Drafting a Letter of Intent without the Pitfalls

By Nina Kaufman, Esq.

Letters of intent can be dangerous things in the wrong hands.  Also called memoranda of understanding, term sheets, or discussion sheets, a letter of intent (LOI) is a document that outlines an agreement between two or more parties before the agreement is finalized.  Kinda like a “pre-agreement agreement.”  Paradoxically, entrepreneurs often use LOIs when they want a commitment from each other, but not a legally binding commitment.  They will use them to

  • clarify the key points of a complex transaction for the convenience of the parties
  • declare officially that the parties are currently negotiating, as in a merger or joint venture proposal
  • provide safeguards in case a deal collapses during negotiation

Here’s the problem with letters of intent:

Depending on the exact wording, LOIs can bind you just as much as any other kind of contract.  Even if that wasn’t your intent.  In fact, an agreement doesn’t have to be labeled an “agreement” or a “contract” in order to be legally binding.  Whether or not a document constitutes a binding contract depends only on the presence of well-defined legal elements in the text of the document.  And therein lies the rub:  sometimes, entrepreneurs are so keen on getting something in writing (but without wanting to expend the legal fees), that they create LOIs themselves without making sure they have the right legal language in there.  It’s like rushing to have an engagement party, only to find out that you’ve had a Vegas wedding instead.  And walking away from a marriage is a lot messier than breaking off an engagement.

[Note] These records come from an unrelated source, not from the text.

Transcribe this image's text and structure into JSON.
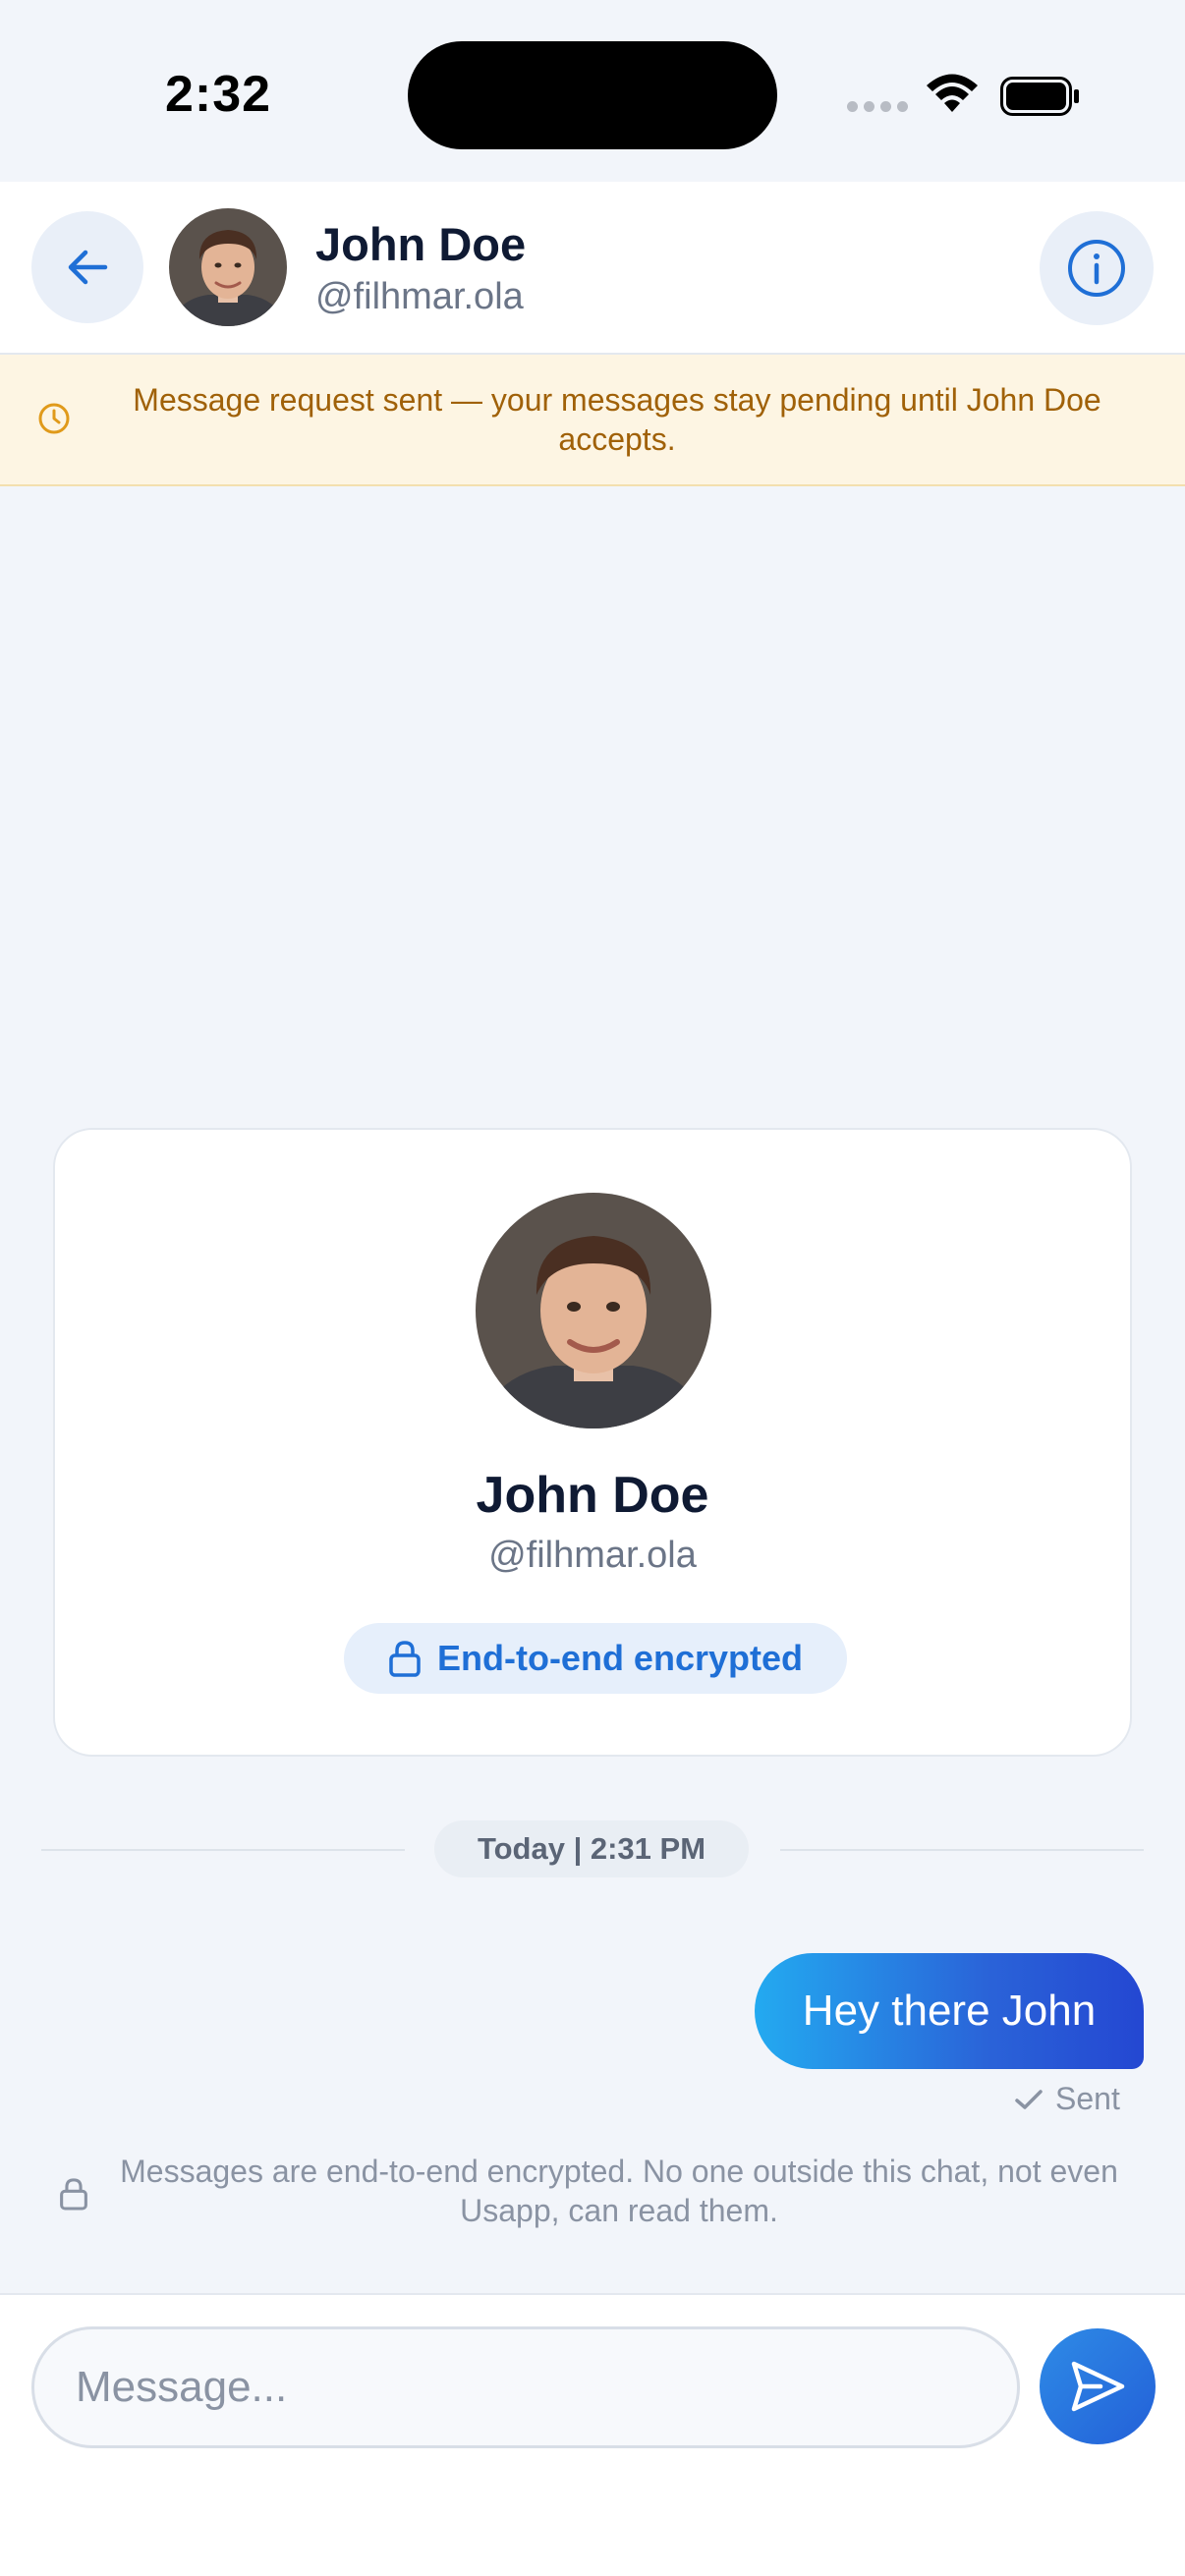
{
  "status_bar": {
    "time": "2:32"
  },
  "header": {
    "name": "John Doe",
    "handle": "@filhmar.ola",
    "back_icon": "arrow-left-icon",
    "info_icon": "info-icon"
  },
  "banner": {
    "text": "Message request sent — your messages stay pending until John Doe accepts.",
    "icon": "clock-icon"
  },
  "profile_card": {
    "name": "John Doe",
    "handle": "@filhmar.ola",
    "encryption_label": "End-to-end encrypted"
  },
  "date_divider": "Today | 2:31 PM",
  "messages": [
    {
      "text": "Hey there John",
      "direction": "outgoing",
      "status": "Sent"
    }
  ],
  "encryption_notice": "Messages are end-to-end encrypted. No one outside this chat, not even Usapp, can read them.",
  "composer": {
    "placeholder": "Message...",
    "value": ""
  },
  "colors": {
    "accent": "#2a63d8",
    "banner_text": "#a06108",
    "banner_bg": "#fdf5e3"
  }
}
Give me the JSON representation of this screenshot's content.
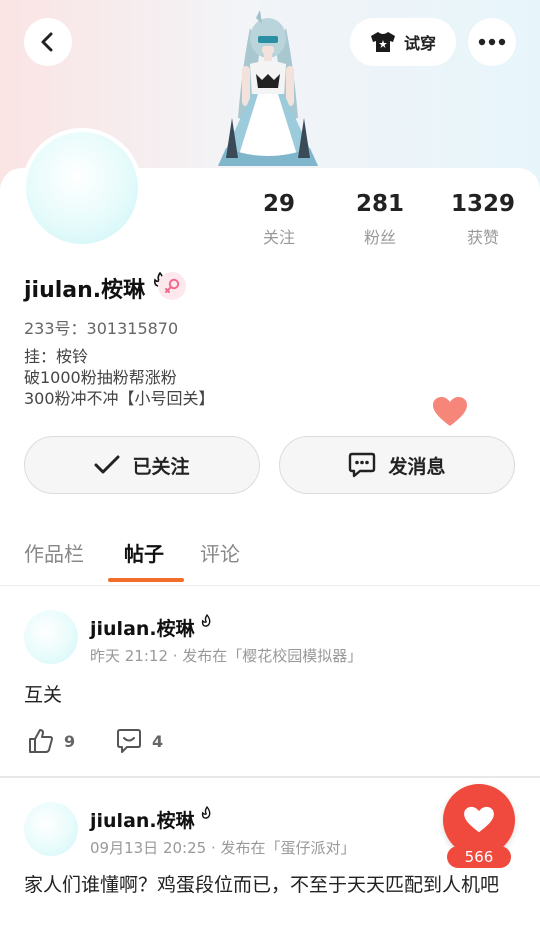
{
  "header": {
    "back_icon": "back-arrow-icon",
    "try_on_label": "试穿",
    "try_on_icon": "tshirt-icon",
    "more_icon": "more-dots-icon"
  },
  "profile": {
    "name": "jiulan.桉琳",
    "name_badge_icon": "flame-badge-icon",
    "gender_icon": "female-icon",
    "uid_text": "233号：301315870",
    "bio": [
      "挂：桉铃",
      "破1000粉抽粉帮涨粉",
      "300粉冲不冲【小号回关】"
    ],
    "stats": [
      {
        "value": "29",
        "label": "关注"
      },
      {
        "value": "281",
        "label": "粉丝"
      },
      {
        "value": "1329",
        "label": "获赞"
      }
    ]
  },
  "actions": {
    "follow_label": "已关注",
    "message_label": "发消息"
  },
  "tabs": [
    {
      "label": "作品栏",
      "active": false
    },
    {
      "label": "帖子",
      "active": true
    },
    {
      "label": "评论",
      "active": false
    }
  ],
  "posts": [
    {
      "author": "jiulan.桉琳",
      "meta": "昨天 21:12 · 发布在「樱花校园模拟器」",
      "body": "互关",
      "likes": "9",
      "comments": "4"
    },
    {
      "author": "jiulan.桉琳",
      "meta": "09月13日 20:25 · 发布在「蛋仔派对」",
      "body": "家人们谁懂啊？鸡蛋段位而已，不至于天天匹配到人机吧"
    }
  ],
  "floating_like": {
    "count": "566"
  },
  "colors": {
    "accent": "#f26d2a",
    "fab_red": "#f04a3e",
    "heart_salmon": "#f6857a"
  }
}
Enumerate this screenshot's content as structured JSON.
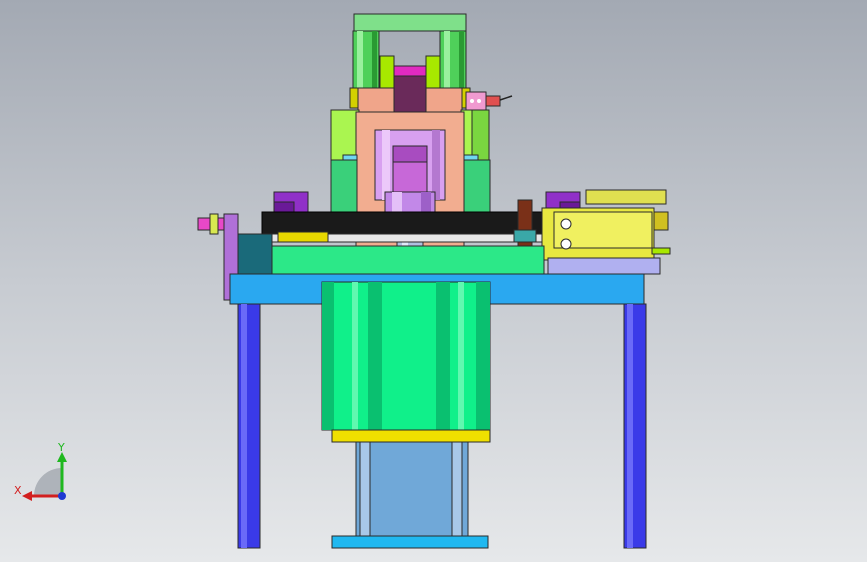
{
  "viewport": {
    "background_top": "#a3a9b3",
    "background_bottom": "#e6e8ea"
  },
  "triad": {
    "x_label": "X",
    "y_label": "Y",
    "x_color": "#d21f1f",
    "y_color": "#1fb81f",
    "z_color": "#1f3ad2"
  },
  "model": {
    "description_icon": "cad-assembly-model"
  }
}
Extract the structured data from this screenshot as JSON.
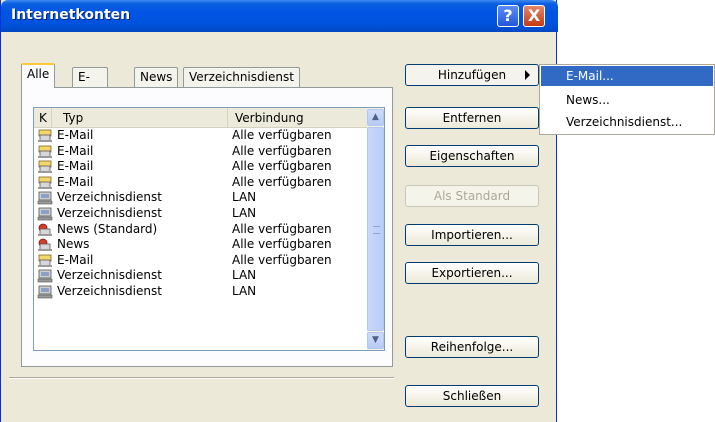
{
  "window": {
    "title": "Internetkonten"
  },
  "titlebar_buttons": {
    "help": "?",
    "close": "X"
  },
  "tabs": [
    "Alle",
    "E-Mail",
    "News",
    "Verzeichnisdienst"
  ],
  "list": {
    "columns": [
      "K",
      "Typ",
      "Verbindung"
    ],
    "rows": [
      {
        "icon": "mail-account-icon",
        "typ": "E-Mail",
        "verbindung": "Alle verfügbaren"
      },
      {
        "icon": "mail-account-icon",
        "typ": "E-Mail",
        "verbindung": "Alle verfügbaren"
      },
      {
        "icon": "mail-account-icon",
        "typ": "E-Mail",
        "verbindung": "Alle verfügbaren"
      },
      {
        "icon": "mail-account-icon",
        "typ": "E-Mail",
        "verbindung": "Alle verfügbaren"
      },
      {
        "icon": "directory-service-icon",
        "typ": "Verzeichnisdienst",
        "verbindung": "LAN"
      },
      {
        "icon": "directory-service-icon",
        "typ": "Verzeichnisdienst",
        "verbindung": "LAN"
      },
      {
        "icon": "news-account-icon",
        "typ": "News (Standard)",
        "verbindung": "Alle verfügbaren"
      },
      {
        "icon": "news-account-icon",
        "typ": "News",
        "verbindung": "Alle verfügbaren"
      },
      {
        "icon": "mail-account-icon",
        "typ": "E-Mail",
        "verbindung": "Alle verfügbaren"
      },
      {
        "icon": "directory-service-icon",
        "typ": "Verzeichnisdienst",
        "verbindung": "LAN"
      },
      {
        "icon": "directory-service-icon",
        "typ": "Verzeichnisdienst",
        "verbindung": "LAN"
      }
    ]
  },
  "buttons": {
    "add": "Hinzufügen",
    "remove": "Entfernen",
    "properties": "Eigenschaften",
    "set_default": "Als Standard",
    "import": "Importieren...",
    "export": "Exportieren...",
    "order": "Reihenfolge...",
    "close": "Schließen"
  },
  "add_menu": {
    "items": [
      "E-Mail...",
      "News...",
      "Verzeichnisdienst..."
    ],
    "selected_index": 0
  },
  "colors": {
    "titlebar": "#0054e3",
    "menu_highlight": "#316ac5",
    "dialog_face": "#ece9d8"
  }
}
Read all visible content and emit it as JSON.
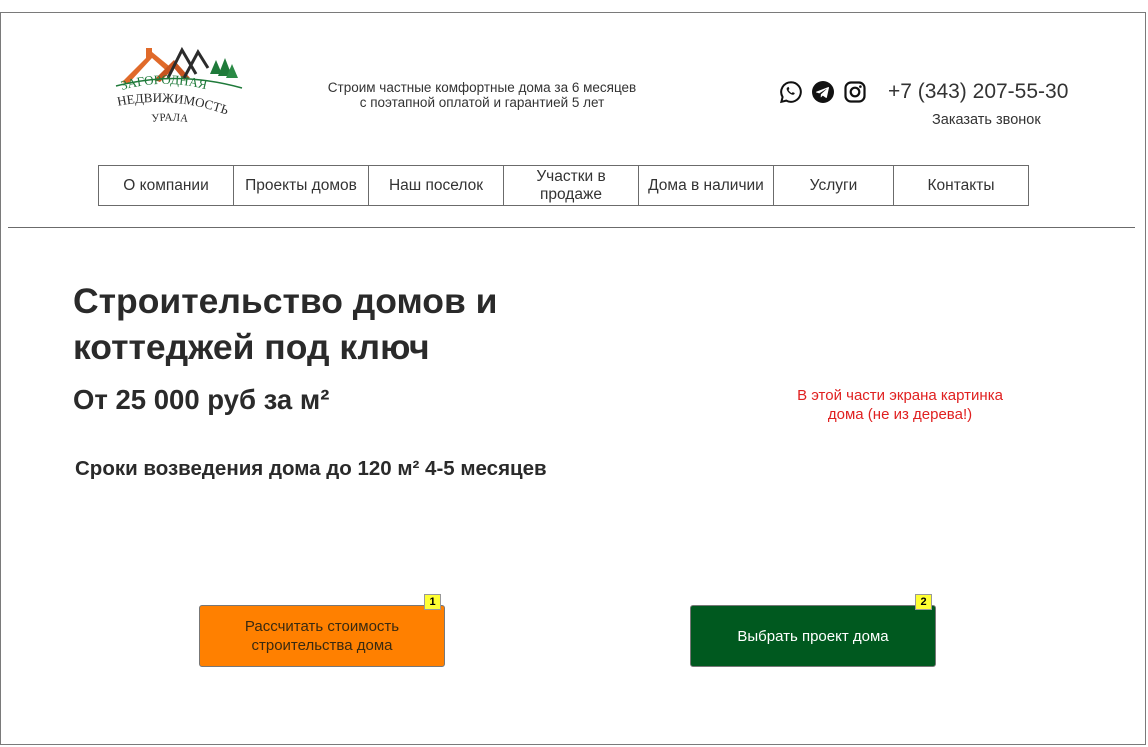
{
  "header": {
    "logo": {
      "line1": "ЗАГОРОДНАЯ",
      "line2": "НЕДВИЖИМОСТЬ",
      "line3": "УРАЛА"
    },
    "tagline": {
      "line1": "Строим частные комфортные дома за 6 месяцев",
      "line2": "с поэтапной оплатой и гарантией 5 лет"
    },
    "social_icons": [
      "whatsapp-icon",
      "telegram-icon",
      "instagram-icon"
    ],
    "phone": "+7 (343) 207-55-30",
    "callback_label": "Заказать звонок"
  },
  "nav": {
    "items": [
      {
        "label": "О компании"
      },
      {
        "label": "Проекты домов"
      },
      {
        "label": "Наш поселок"
      },
      {
        "label": "Участки в продаже"
      },
      {
        "label": "Дома в наличии"
      },
      {
        "label": "Услуги"
      },
      {
        "label": "Контакты"
      }
    ]
  },
  "hero": {
    "title_line1": "Строительство домов и",
    "title_line2": "коттеджей под ключ",
    "price": "От 25 000 руб за м²",
    "terms": "Сроки возведения дома  до 120 м² 4-5 месяцев",
    "image_note_line1": "В этой части экрана картинка",
    "image_note_line2": "дома (не из дерева!)"
  },
  "buttons": {
    "calc_line1": "Рассчитать стоимость",
    "calc_line2": "строительства дома",
    "calc_badge": "1",
    "project_label": "Выбрать проект дома",
    "project_badge": "2"
  },
  "colors": {
    "orange_button": "#ff8000",
    "green_button": "#00591f",
    "note_red": "#e02020",
    "badge_yellow": "#ffff33"
  }
}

Is Your Memorandum of Understanding Ripe for Misunderstanding?

If not worded properly, letters of intent can be construed very differently that you originally intended.  Here’s a cautionary tale:

Casey (from California) and Debra (from Delaware) were colleagues, eager to start a holistic health center in Sedona Arizona.  They had excited discussed their visions for the center.  They were still in the early planning stages and weren’t ready to sign a partnership agreement (so they thought) , but wanted to make a concrete commitment to the venture – and to each other.

So they created a letter of intent.  The LOI indicated that they were committed to developing the idea and forming the business within 9 months, which they would own 50/50.  That each would contribute $10,000 in start-up capital.  That Casey would scout out real estate.  That Debra would look into licenses, regulations, and other administrative details.  That they would keep their discussions confidential and exclusive to each other.

Trouble was, Debra didn’t do any of the work she promised.  Casey invested a lot of money in airfare, hotels, and brokers’ fees in trying to secure a location for the center and wanted Debra to reimburse her for half.  Debra refused.  Casey sued in California.  Debra replied that Casey didn’t have a case – after all they had only signed a letter of intent.  The court disagreed with both of them.  It held that Casey needed to bring her lawsuit in Delaware, where Debra lived.  But also, that there were enough material terms in the LOI to make the obligations legal and binding upon them as business partners, not just two people exploring an idea.  So Debra would have to share in the expenses (not just the profits) of the venture.

Why might a court find that way?  For example, nowhere did the letter of intent say that Casey and Debra’s relationship was subject to negotiating and signing a partnership agreement.  Or that there were open-ended terms that the parties would need to agree upon before taking the next step.  Such a result is v-e-r-y different from a “we can both just walk away if this doesn’t work out” attitude that many entrepreneurs have in mind when signing a letter of intent.


Letters of intent are supposed to make things easier by having the basic terms in writing.  Ironically, you need an attorney even more with this type of agreement than you might with one that contains every jot and tittle . . . precisely because what’s left out can come as a nasty surprise.  Especially if you don’t have the right language in the agreement that lets you exit the deal easily and gracefully.  So make sure your letter of intent clearly state what you intended.  Be sure to consult with an attorney before signing this type of an agreement.